La situazione del rugby in Capitanata con il prof. Antonio Cassinese


Oggi la redazione di Sportivamente ha intervistato un pilastro del rugby foggiano, il prof. Antonio Cassinese. Classe 1987, laureato in scienze motorie, muove i suoi primi passi nel rugby come giocatore del CUS Foggia e da lì prosegue diventando all’interno della Federazione Italiana Rugby come allenatore di 3 livello. Allena prima il CUS Foggia Rugby e poi l’ASD Foggia Rugby. Diventa preparatore atletico e allenatore degli avanti della squadra femminile del Bisceglie Rugby che milita in serie A. Ha giocato sia nel campionato di serie C regionale pugliese che in serie B nazionale con il Benevento Rugby, un curriculum degno di rispetto che copre a 360° il rugby da giocatore e allenatore. L’uomo giusto per capire e analizzare il rugby in Capitanata.
Prof. Cassinese quali sono state le cause della non partecipazione del Foggia al Campionato Regionale Pugliese di serie C?

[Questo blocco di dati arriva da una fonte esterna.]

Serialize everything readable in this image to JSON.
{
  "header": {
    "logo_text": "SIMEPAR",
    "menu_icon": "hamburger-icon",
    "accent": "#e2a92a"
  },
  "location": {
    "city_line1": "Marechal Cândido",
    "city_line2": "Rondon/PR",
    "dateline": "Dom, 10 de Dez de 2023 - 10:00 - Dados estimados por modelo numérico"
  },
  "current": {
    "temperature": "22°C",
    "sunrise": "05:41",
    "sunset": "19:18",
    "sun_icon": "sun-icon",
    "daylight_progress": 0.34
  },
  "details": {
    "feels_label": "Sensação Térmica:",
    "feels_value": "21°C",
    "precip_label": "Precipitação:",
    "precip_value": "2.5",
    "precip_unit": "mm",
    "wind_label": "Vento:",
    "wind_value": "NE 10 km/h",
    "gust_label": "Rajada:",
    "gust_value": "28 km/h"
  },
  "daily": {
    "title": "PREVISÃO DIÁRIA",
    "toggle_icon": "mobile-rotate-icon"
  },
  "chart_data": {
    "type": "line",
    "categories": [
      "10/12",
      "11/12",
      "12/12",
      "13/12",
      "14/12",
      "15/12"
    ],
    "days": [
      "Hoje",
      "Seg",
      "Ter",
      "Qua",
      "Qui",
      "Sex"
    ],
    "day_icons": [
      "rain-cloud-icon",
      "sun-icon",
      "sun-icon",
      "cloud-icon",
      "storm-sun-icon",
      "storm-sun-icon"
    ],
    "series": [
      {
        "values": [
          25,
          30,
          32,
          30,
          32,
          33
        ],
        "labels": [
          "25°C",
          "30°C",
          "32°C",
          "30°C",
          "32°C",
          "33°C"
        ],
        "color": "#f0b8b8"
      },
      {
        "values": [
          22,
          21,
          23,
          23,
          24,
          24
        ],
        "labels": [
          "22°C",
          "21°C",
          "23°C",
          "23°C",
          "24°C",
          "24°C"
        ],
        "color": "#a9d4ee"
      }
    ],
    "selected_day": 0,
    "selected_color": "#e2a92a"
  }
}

Le cause sono molteplici. L’ASD Foggia è una società che è nata con l’ambizioso obiettivo di portare la compagine foggiana ad alti livelli rugbistici, iniziando a militare nel Campionato Pugliese di serie C, transitando per la serie B, per poi accedere, nell’arco di dieci anni, nel Campionato Nazionale di serie A. L’ASD Foggia voleva essere la prima squadra pugliese a giocare un campionato d’élite. Un percorso che stava prendendo la strada giusta in quando la società, nei primi due anni, ha vinto sei coppe di categoria e aveva iniziato a gettare le basi per diventare una solida società con la formazione delle giovanili dal mini rugby all’under 18. Purtroppo la società ha dovuto scontrarsi con la realtà della Città di Foggia dove mancano strutture sportive adeguate per giocare a rugby. Quelle poche che esistono sono cannibalizzate dal calcio. La società non poteva sostenere l’onerosa spesa dell’affitto del campo per gli allenamenti e per le partite ufficiali. Inoltre per avere una squadra di livello un campo non basta per poter sviluppare sia il settore giovanile che quello senior. Si è tentato anche la via di prendere in concessione dei terreni, degli spazi vuoti dal Comune di Foggia per la costruzione di un campo adeguato per giocare a rugby. Ma la politica foggiana ha visto questo nostro progetto come un ostacolo per la crescita e sviluppo del calcio. La città del Foggia è votata al calcio e per gli sport minore è difficile farsi largo e affermarsi. L’ASD Foggia è nata da amatori del rugby, gente che per passione è disposta a tassarsi per vedere i ragazzi muovere una palla ovale. Ma per affittare i campi adeguati, per possedere una palestra, per avere dei locali da trasformare in club house dove svolgere i terzi tempi e vivere la parte sociale del club occorrono fondi economici importanti che l’ASD Foggia, purtroppo, non è riuscita a racimolare né con i tesseramenti, né con gli autofinanziamenti e né con gli sponsor. L’ASD ha avuto solo l’appoggio del campo sportivo “Don Uva” di Foggia, dove è stato possibile muovere i primi passi, ma che nel tempo e per la progettualità stabilita non era sufficiente per fare il salto di qualità.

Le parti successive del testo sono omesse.